West Virginia

Department of
Health & Human Resources

Statement from DHHR Cabinet Secretary Karen L. Bowling in Response to the U.S. Department of Justice Report

6/2/2015

​Within a matter of days of being appointed as Cabinet Secretary of the West Virginia Department of Health and Human Resources (DHHR) in July 2013, I was tasked with a comprehensive review of my department based on an audit of DHHR conducted in 2012.  My team and I recognized there were needed improvements to be made and we took immediate action to change the course of DHHR.
 
I’ve made it my mission to create and reform programs at DHHR that measure outcomes with results that will move the needle in a positive direction to improve family stability and child welfare.  Historically, our state has removed more children from the home due to abuse, neglect, and juvenile proceedings and has one of the highest percentages in the nation of children placed in congregate care settings.  For the past two years, my team and I have been working diligently to implement plans to turn these statistics around. In collaboration with the Courts, the Legislature, providers and families, we must continue this progress.

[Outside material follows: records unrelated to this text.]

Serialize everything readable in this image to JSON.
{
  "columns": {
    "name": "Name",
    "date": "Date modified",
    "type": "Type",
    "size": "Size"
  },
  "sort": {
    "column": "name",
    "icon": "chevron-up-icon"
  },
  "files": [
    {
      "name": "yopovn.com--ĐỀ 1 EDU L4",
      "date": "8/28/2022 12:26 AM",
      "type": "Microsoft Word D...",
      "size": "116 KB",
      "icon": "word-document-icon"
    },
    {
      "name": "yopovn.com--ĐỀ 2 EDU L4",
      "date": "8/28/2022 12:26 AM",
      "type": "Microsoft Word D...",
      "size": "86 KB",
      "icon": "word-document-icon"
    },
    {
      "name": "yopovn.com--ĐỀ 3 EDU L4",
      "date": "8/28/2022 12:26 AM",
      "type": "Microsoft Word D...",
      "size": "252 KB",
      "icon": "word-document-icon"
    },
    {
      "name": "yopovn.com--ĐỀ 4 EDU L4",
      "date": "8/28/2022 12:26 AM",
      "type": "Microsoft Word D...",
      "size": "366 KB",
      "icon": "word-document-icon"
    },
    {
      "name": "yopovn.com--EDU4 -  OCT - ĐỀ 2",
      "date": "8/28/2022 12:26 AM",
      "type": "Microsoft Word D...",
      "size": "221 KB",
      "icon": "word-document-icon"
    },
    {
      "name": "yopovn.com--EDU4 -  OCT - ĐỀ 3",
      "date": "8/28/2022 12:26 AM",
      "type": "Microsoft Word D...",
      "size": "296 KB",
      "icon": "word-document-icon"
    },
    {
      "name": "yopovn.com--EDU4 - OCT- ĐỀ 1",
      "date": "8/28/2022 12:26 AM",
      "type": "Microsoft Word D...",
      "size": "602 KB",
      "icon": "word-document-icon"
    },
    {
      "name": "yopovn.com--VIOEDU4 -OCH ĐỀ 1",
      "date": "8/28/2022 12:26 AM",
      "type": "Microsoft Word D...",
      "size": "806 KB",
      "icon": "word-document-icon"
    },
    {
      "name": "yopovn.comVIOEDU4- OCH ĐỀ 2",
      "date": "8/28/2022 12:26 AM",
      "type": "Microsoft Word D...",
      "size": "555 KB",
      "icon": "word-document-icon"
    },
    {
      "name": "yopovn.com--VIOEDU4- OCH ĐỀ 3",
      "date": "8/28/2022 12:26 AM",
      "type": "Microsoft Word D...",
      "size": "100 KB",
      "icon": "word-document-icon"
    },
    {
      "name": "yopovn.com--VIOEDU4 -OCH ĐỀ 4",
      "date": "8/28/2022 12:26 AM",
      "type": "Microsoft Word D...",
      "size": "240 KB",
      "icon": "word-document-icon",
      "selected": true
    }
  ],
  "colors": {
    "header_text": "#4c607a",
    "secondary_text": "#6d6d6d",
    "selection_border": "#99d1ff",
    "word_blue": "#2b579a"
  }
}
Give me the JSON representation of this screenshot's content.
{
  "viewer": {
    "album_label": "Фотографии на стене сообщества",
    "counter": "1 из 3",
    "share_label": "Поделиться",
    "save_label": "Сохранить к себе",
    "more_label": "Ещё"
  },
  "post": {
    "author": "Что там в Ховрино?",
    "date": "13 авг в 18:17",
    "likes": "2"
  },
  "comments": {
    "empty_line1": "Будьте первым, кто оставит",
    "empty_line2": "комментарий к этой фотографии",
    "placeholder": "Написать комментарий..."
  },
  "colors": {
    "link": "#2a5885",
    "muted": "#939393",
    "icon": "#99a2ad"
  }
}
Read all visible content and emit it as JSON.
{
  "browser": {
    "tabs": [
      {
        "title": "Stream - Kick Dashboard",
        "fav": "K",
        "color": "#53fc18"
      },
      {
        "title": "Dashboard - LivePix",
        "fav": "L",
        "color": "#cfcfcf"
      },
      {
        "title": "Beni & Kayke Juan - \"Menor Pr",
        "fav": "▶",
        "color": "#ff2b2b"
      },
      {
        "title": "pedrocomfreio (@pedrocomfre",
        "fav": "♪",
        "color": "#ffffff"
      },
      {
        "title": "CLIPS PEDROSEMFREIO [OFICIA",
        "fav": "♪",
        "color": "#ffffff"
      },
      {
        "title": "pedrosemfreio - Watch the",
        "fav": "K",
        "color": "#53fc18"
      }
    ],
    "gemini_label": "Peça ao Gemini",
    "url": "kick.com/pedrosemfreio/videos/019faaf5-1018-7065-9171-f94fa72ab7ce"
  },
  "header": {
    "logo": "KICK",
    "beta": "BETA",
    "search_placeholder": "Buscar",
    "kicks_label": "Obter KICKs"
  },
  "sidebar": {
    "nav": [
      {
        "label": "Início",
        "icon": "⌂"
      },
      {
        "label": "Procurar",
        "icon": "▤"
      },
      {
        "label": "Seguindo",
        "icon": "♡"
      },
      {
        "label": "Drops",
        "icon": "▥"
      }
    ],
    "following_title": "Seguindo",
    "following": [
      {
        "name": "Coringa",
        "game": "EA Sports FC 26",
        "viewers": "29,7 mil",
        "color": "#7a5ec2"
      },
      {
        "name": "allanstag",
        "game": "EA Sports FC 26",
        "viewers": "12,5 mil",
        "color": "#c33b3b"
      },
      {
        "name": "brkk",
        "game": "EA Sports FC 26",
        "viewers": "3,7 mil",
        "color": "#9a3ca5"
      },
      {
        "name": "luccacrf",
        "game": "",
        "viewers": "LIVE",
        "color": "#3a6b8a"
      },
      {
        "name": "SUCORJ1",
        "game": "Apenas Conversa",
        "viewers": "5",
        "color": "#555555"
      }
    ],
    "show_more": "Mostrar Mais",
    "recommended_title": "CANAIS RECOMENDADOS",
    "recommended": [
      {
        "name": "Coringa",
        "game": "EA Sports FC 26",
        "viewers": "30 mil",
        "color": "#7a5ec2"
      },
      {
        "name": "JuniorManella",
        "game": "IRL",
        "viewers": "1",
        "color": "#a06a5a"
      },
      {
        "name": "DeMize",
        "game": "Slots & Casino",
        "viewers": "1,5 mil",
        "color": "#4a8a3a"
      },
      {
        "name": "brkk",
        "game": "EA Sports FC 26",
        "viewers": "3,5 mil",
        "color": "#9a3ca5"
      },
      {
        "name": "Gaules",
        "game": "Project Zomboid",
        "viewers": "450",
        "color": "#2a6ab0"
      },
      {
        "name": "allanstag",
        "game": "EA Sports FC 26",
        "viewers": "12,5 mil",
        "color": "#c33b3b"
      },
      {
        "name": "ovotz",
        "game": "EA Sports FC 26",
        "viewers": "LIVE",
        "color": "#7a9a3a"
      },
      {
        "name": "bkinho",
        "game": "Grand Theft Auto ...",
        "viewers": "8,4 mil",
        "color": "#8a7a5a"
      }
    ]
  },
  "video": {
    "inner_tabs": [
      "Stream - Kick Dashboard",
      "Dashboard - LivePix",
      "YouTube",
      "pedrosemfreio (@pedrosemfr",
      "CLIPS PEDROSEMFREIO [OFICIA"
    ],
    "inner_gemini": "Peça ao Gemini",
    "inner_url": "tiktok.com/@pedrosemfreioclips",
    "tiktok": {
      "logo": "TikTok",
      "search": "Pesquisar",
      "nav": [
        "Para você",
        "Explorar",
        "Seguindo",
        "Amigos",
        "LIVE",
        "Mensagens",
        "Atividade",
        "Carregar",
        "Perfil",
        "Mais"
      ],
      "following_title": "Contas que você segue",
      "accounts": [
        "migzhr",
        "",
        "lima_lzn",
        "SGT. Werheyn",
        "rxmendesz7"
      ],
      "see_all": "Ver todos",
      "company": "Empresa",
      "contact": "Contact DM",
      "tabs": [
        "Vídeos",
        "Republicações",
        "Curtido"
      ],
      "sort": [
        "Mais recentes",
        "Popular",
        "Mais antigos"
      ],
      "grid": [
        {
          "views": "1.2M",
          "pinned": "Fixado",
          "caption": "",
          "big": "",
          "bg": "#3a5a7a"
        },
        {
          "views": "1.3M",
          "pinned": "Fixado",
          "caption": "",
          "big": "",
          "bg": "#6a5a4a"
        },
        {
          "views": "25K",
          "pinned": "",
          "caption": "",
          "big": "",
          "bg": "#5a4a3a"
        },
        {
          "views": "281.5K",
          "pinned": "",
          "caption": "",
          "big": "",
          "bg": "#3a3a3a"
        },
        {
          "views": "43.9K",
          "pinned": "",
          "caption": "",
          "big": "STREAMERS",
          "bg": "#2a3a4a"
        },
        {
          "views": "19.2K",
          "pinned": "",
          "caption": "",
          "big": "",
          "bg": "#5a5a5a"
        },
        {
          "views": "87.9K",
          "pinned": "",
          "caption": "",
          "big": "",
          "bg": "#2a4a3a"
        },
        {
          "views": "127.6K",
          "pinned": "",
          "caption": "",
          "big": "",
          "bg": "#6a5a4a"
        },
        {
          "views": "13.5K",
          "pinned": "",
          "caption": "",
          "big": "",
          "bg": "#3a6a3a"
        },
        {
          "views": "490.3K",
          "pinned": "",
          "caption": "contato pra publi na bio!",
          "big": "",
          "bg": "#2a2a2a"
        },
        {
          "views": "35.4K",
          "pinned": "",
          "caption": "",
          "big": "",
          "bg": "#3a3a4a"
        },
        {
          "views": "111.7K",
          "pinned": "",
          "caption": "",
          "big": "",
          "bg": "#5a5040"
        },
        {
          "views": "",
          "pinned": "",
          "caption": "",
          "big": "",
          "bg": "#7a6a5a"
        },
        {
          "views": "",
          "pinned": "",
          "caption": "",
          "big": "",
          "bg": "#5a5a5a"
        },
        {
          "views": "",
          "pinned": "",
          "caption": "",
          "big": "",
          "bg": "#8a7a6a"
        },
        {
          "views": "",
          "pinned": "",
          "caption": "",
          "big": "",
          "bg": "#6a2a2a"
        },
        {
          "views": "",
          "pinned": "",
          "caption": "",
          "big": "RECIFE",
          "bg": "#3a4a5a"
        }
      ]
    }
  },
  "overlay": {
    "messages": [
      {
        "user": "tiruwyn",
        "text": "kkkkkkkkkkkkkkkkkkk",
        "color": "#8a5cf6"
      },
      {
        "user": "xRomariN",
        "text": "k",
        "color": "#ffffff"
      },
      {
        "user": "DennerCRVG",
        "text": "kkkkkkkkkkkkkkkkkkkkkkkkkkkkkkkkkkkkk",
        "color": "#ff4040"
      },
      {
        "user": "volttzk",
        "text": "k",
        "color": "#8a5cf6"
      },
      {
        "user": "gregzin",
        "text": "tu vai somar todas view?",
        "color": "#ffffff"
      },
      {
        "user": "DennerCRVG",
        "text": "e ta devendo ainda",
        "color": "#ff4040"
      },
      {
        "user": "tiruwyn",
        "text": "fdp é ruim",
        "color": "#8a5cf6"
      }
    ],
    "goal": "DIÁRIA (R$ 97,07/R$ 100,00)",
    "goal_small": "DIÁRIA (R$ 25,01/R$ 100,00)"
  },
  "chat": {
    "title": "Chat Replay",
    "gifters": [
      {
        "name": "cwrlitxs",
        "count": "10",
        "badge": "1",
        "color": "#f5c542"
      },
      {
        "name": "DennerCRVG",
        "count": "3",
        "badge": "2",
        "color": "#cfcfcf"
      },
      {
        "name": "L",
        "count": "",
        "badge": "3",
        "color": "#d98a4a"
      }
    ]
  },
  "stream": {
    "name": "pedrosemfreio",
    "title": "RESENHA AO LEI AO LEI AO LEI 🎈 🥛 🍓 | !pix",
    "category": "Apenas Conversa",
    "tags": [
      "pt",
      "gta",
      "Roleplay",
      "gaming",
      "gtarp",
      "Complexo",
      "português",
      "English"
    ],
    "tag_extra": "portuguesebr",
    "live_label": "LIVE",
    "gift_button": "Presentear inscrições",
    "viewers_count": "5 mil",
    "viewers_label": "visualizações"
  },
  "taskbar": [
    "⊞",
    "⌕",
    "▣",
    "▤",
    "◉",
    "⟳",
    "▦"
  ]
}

DHHR has worked closely with the Department of Justice (DOJ) during its assessment and intends to continue to collaborate with the federal government and other stakeholders as we move forward. The DOJ assessment only strengthens our resolve to continue improving West Virginia’s child welfare system.  Looking to the future, we are committed to establishing a strong foundation at DHHR for our successors to build upon. 
 
DHHR improvement efforts include several strategies and the Department has made significant progress in implementing these initiatives over the past two years.  Some of these efforts include:

  • The Bureau for Children and Families (BCF) was awarded a federal IV-E Waiver in October 2014 to allow the Department more flexibility in delivering services to children and their families.  The inflexibility of the federal government’s rules created significant barriers and had to be addressed. Through this waiver, BCF is working to reduce its reliance on residential care placement with a demonstration project called Safe at Home West Virginia.  The Department’s goals with Safe at Home are to provide wrap around services to children within their own communities to ensure they are healthy, safe and successful.
  • DHHR is a partner in the Three Branch Institute on Child Social and Emotional Well-being, a comprehensive initiative sponsored by the National Governors Association Center for Best Practices, the National Conference of State Legislatures, the National Council of Juvenile and Family Court Judges, the National Center for State Courts, and Casey Family Programs.  The Three Branch Institute brings representatives from the Judicial, Executive and Legislative branches of government together to develop a plan to improve the well-being of children in foster care.  Toward this goal, the West Virginia Core Team, made up of more than 70 public and private stakeholders, has formed work groups to assess issues and explore options.  The work groups are examining topics including a foster child’s access to medical and behavioral health services, timely and comprehensive health screenings, utilization of psychotropic medications for children in congregate and foster care, ways to safely reduce out-of-home placements, and reduction of the incidence of drug addicted babies placed in out-of home care. 
  • The Bureau for Behavioral Health and Health Facilities (BHHF) has developed prevention and early intervention supports and expanded community based mental health services for children and families.  BHHF has also realigned provider funding to ensure that necessary child services are available in communities across the state.
  • The Bureau for Medical Services has expanded access to mental health services for children and families, including implementation of Medicaid expansion, integration of behavioral and physical health into a care coordination model; development of health home pilots; and enhancement of telepsychiatry codes. 
  • The Bureau for Public Health (BPH) has encouraged positive parenting and promoted child development through programs such as the Home Visitation Services program, which supports pregnant women and families and helps parents develop the skills needed to raise children who are physically, socially and emotionally healthy and ready to learn.  BPH also oversees the coordination of services for children who have a delay in their development for the state’s nationally recognized Birth To Three Program.  The number of children served in this program has increased over the past two years.